DONALD NICHOLSON-SMITH’s translations of noir fiction include Jean-Patrick Manchette’s Three to Kill, Thierry Jonquet’s Mygale (a.k.a. Tarantula), and (with Alyson Waters) Yasmina Khadra’s Cousin K. He has also translated works by Paco Ignacio Taibo II, Henri Lefebvre, Raoul Vaneigem, Antonin Artaud, Jean Laplanche, Guillaume Apollinaire, and Guy Debord. For NYRB he has translated Manchette’s Fatale, Ivory Pearl, Nada, and The Mad and the Bad (winner of the 2014 French-American Foundation Translation Prize for Fiction), and Jean-Paul Clébert’s Paris Vagabond, as well as the French comics The Green Hand by Nicole Claveloux and Yellow Negroes and Other Imaginary Creatures by Yvan Alagbé.

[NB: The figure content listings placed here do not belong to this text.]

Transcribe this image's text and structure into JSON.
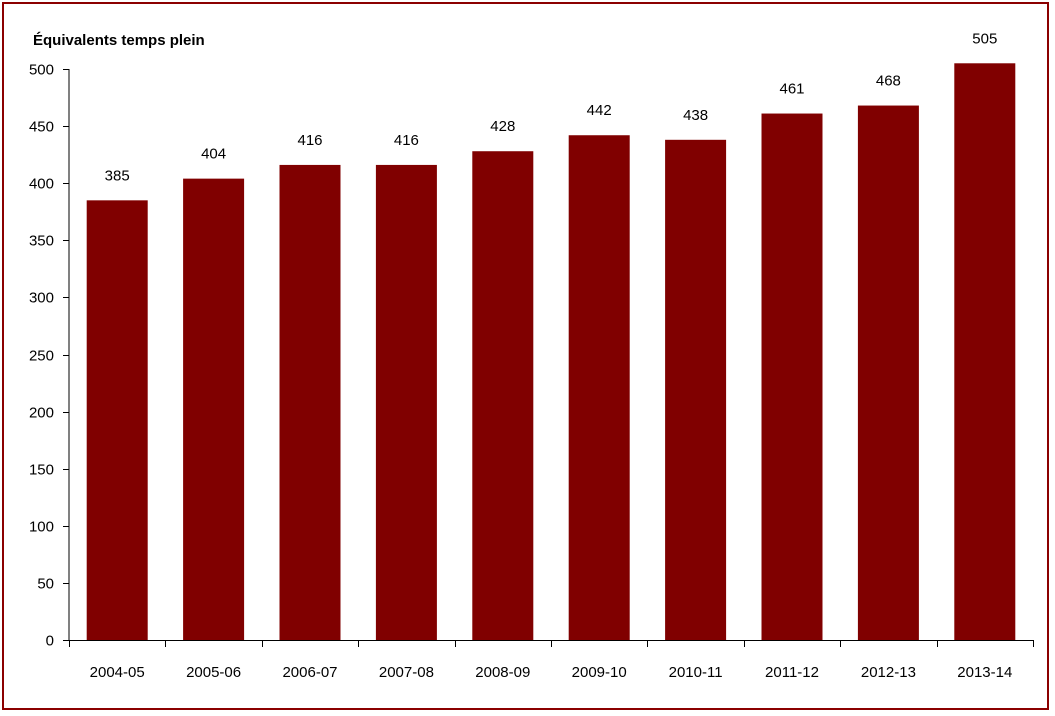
{
  "chart_data": {
    "type": "bar",
    "title": "",
    "xlabel": "",
    "ylabel": "Équivalents temps plein",
    "categories": [
      "2004-05",
      "2005-06",
      "2006-07",
      "2007-08",
      "2008-09",
      "2009-10",
      "2010-11",
      "2011-12",
      "2012-13",
      "2013-14"
    ],
    "values": [
      385,
      404,
      416,
      416,
      428,
      442,
      438,
      461,
      468,
      505
    ],
    "data_labels": [
      "385",
      "404",
      "416",
      "416",
      "428",
      "442",
      "438",
      "461",
      "468",
      "505"
    ],
    "ylim": [
      0,
      500
    ],
    "yticks": [
      "0",
      "50",
      "100",
      "150",
      "200",
      "250",
      "300",
      "350",
      "400",
      "450",
      "500"
    ],
    "grid": false,
    "legend": "none",
    "colors": {
      "bar": "#800000",
      "frame": "#8b0000",
      "axis": "#000000"
    }
  }
}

Born in Manchester, England, he is a longtime resident of New York City.

GARY INDIANA is a critic and novelist. His most recent books include I Can Give You Anything But Love, a memoir, and Tiny Fish That Only Want to Kiss, a collection of short fiction. His writing has appeared in New York magazine, The New York Times, Vice, the London Review of Books, and many other publications.